The teachings of the invention provided herein can be applied to other systems, not necessarily the system described above. The elements and acts of the various examples described above can be combined to provide further implementations of the invention. Some alternative implementations of the invention may include not only additional elements to those implementations noted above, but also may include fewer elements. Any patents and applications and other references noted above, including any that may be listed in accompanying filing papers, are incorporated herein by reference. Aspects of the invention can be modified, if necessary, to employ the systems, functions, and concepts of the various references described above to provide yet further implementations of the invention.
These and other changes can be made to the invention in light of the above Detailed Description.
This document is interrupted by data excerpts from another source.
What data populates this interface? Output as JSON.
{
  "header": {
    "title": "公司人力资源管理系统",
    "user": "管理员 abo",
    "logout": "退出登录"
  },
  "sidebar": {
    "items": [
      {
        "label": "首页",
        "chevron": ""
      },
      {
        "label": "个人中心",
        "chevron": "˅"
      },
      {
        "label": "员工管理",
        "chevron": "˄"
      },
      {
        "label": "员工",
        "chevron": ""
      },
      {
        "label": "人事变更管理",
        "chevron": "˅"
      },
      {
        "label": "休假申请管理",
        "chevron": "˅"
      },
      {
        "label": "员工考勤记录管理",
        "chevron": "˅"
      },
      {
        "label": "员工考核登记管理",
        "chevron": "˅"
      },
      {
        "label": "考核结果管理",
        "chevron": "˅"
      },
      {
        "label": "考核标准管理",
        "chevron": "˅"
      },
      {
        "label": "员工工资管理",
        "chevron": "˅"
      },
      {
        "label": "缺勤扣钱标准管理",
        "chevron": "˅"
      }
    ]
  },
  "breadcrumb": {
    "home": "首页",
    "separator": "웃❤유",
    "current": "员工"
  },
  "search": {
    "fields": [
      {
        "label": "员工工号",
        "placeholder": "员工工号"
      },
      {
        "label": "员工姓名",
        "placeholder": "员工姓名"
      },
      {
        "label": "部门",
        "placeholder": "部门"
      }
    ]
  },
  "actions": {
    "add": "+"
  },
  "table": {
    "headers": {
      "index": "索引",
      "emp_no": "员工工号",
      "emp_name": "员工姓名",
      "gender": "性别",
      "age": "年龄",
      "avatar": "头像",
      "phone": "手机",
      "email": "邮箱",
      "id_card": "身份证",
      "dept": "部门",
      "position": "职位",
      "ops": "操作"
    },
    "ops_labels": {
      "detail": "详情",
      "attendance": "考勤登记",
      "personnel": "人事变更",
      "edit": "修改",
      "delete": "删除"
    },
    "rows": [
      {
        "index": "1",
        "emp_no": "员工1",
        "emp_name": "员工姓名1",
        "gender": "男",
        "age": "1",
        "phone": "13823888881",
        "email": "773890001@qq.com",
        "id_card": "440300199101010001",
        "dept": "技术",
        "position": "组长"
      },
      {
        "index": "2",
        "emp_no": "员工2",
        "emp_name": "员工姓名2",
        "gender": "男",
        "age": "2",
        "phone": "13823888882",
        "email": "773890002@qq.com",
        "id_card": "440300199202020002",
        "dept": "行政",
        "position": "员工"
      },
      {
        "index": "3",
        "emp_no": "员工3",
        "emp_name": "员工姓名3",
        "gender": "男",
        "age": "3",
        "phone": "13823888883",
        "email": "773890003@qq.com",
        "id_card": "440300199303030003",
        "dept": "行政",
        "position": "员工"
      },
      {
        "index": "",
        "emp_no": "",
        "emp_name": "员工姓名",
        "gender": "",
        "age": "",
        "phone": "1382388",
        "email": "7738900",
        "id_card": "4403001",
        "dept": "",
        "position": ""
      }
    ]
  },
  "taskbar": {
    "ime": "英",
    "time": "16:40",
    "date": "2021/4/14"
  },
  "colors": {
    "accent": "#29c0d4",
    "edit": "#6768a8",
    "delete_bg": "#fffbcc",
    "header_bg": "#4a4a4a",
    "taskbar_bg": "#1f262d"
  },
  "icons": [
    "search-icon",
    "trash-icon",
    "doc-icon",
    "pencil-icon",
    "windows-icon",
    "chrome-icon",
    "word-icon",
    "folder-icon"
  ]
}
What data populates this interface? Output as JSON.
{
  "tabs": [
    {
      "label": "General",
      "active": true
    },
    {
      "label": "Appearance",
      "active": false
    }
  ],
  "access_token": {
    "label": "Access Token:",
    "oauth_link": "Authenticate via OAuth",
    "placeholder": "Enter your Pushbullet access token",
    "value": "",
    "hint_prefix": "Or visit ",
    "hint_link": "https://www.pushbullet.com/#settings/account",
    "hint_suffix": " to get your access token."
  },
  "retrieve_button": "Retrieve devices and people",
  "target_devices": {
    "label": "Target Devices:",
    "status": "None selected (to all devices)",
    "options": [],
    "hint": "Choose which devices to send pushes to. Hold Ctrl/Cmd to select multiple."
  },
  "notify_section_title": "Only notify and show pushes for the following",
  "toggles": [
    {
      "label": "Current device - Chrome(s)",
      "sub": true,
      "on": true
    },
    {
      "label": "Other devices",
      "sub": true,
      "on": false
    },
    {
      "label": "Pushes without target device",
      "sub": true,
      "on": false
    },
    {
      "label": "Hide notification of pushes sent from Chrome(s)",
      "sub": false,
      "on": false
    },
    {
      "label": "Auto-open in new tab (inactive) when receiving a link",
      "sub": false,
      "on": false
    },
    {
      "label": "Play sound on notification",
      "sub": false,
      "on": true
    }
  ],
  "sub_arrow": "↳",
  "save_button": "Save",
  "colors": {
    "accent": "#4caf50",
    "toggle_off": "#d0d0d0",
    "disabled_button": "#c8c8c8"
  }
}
While the above description describes certain examples of the invention, and describes the best mode contemplated, no matter how detailed the above appears in text, the invention can be practiced in many ways. Details of the system may vary considerably in its specific implementation, while still being encompassed by the invention disclosed herein. As noted above, particular terminology used when describing certain features or aspects of the invention should not be taken to imply that the terminology is being redefined herein to be restricted to any specific characteristics, features, or aspects of the invention with which that terminology is associated. In general, the terms used in the following claims should not be construed to limit the invention to the specific examples disclosed in the specification, unless the above Detailed Description section explicitly defines such terms. Accordingly, the actual scope of the invention encompasses not only the disclosed examples, but also all equivalent ways of practicing or implementing the invention under the claims.
To reduce the number of claims, certain aspects of the invention are presented below in certain claim forms, but the applicant contemplates the various aspects of the invention in any number of claim forms. For example, aspects may be embodied as a means-plus-function claim under 35 U.S.C §112(f), or in other forms, such as being embodied in a computer-readable memory. (Any claims intended to be treated under 35 U.S.C. §112(f) will begin with the words “means for”, but use of the term “for” in any other context is not intended to invoke treatment under 35 U.S.C. §112(f).) Accordingly, the applicant reserves the right to pursue additional claims after filing this application to pursue such additional claim forms, in either this application or in a continuing application.